Serbia's electoral laws were reformed in 2011, and since this time all parliamentary mandates have been awarded to candidates on successful lists in numerical order.

===Member of the provincial assembly and city functionary===
Vojvodina held its 2012 provincial election under a system of mixed proportional representation. While VMSZ leader István Pásztor sought re-election in a Subotica constituency, Újhelyi led the party's electoral list and was elected when the party won four proportional seats. The Democratic Party (DS) won the election and afterward formed a new coalition government that included the VMSZ; Újhelyi was a government supporter in the provincial assembly and was a member of the administrative, privatization, and finance and budgetary committees.

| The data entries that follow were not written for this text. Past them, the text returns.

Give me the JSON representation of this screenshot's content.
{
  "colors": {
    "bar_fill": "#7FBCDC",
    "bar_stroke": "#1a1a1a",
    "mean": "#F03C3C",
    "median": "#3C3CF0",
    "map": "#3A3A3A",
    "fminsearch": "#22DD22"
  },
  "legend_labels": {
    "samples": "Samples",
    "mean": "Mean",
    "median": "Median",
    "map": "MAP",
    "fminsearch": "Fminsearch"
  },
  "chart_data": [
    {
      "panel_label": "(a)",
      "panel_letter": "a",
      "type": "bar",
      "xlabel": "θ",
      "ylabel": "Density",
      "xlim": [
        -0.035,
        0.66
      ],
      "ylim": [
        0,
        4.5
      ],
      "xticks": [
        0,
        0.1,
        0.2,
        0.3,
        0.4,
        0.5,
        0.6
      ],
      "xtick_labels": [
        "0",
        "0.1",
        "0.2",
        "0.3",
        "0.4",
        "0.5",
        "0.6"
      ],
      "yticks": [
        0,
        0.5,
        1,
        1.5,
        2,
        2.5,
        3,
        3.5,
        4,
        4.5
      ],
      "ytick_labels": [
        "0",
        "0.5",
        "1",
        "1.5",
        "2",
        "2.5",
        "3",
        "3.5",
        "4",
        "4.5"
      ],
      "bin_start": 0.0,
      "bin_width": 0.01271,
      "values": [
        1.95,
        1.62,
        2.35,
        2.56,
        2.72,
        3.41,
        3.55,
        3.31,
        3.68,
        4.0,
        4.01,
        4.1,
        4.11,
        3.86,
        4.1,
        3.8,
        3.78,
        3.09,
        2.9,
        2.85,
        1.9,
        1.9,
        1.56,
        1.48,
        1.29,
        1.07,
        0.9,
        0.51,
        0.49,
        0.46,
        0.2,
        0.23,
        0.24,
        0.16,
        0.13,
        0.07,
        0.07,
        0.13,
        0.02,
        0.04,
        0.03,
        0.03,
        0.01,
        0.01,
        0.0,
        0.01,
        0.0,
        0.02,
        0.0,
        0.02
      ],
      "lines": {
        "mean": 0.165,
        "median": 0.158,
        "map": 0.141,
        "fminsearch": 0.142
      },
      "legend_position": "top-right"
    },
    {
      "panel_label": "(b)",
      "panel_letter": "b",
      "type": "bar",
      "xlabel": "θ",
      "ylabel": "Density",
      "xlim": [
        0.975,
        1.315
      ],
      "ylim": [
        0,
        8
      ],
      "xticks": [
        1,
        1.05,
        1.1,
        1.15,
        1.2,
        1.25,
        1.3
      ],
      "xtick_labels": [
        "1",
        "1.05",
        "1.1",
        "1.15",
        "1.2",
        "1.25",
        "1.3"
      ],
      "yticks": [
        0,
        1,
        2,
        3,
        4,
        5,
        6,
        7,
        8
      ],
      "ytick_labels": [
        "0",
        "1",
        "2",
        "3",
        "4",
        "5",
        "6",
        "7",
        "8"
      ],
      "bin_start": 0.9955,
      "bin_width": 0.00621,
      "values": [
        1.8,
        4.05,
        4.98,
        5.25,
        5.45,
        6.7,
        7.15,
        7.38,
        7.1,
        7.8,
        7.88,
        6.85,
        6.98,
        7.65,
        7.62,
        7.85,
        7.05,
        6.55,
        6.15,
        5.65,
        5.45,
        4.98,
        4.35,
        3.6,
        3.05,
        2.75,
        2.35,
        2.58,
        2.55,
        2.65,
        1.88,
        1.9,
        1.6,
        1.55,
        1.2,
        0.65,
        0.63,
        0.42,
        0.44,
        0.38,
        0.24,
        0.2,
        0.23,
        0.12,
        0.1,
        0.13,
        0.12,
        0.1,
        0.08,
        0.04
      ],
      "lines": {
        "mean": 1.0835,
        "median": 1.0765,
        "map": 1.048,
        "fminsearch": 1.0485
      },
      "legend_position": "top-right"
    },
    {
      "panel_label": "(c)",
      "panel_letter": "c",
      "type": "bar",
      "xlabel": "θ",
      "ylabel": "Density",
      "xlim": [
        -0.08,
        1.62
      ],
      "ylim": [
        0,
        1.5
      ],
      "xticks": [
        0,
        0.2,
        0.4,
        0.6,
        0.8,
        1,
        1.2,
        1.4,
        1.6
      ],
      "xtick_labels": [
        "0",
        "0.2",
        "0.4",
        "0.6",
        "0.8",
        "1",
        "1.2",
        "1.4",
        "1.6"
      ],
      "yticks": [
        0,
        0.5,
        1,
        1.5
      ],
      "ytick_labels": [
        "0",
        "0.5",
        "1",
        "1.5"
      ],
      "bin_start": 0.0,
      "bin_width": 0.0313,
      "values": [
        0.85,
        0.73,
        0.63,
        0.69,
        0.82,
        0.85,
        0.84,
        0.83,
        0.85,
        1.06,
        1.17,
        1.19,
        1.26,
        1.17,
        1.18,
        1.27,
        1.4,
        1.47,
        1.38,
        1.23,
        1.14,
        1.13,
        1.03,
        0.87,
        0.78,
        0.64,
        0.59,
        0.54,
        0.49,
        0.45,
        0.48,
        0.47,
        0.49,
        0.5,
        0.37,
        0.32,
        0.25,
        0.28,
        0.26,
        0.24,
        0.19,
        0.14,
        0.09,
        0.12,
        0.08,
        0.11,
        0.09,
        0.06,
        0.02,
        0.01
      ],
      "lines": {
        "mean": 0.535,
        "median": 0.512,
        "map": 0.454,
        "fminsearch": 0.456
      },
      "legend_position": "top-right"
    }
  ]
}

Újhelyi did not seek re-election to the provincial assembly in 2016 but instead appeared in the sixth position on the VMSZ's list in that year's parliamentary election. The list won four seats, and he was not elected. He became an economic advisor to the Subotica city government from 2016 to 2020, in which capacity he chaired the committee for the development of the municipal employment and general economic framework and was the manager for such projects as OPTI-BIKE I and OPTI-BIKE II.

===Parliamentarian===
Újhelyi again received the sixth position on the VMSZ's electoral list for the 2020 Serbian parliamentary election and was elected after the party led a successful campaign to increase its voter turnout and won a record nine seats. The Serbian Progressive Party (SNS) won a landslide majority victory, and the VMSZ afterward supported the administration in the assembly. In his first parliamentary term, Újhelyi was a member of the environmental protection committee, a deputy member of the culture and information committee and the European integration committee, and a member of the parliamentary friendship groups with Israel and the United Kingdom.

He was again given the sixth position on the party's list in the 2022 parliamentary election and was not at first re-elected when the list fell back to five seats. On 8 December 2022, he received a mandate to replace fellow VMSZ member Árpád Fremond, who had resigned to lead Serbia's Hungarian National Council. Újhelyi served afterward as a member of the agriculture committee; (Note: Formally known as the Agriculture, Forestry, and Water Management Committee.) a deputy member of the finance committee, (Note: Committee on Finance, State Budget, and Control of Public Spending.) the education committee, (Note: Committee on Education, Science, Technological Development, and the Information Society.) and the culture and information committee; and a member of the friendship groups with Israel, Slovenia, and the United Kingdom.

Újhelyi appeared in the sixth position on the VMSZ's list for the fourth consecutive time in the 2023 parliamentary election and was elected to a third term when the list won exactly six seats. He is now a member of the finance committee and the culture and information committee; a deputy member of the foreign affairs committee, the agriculture committee, the European integration committee, and the European Union–Serbia stabilization and integration committee; and a member of the friendship groups with France, Israel, and the United Kingdom.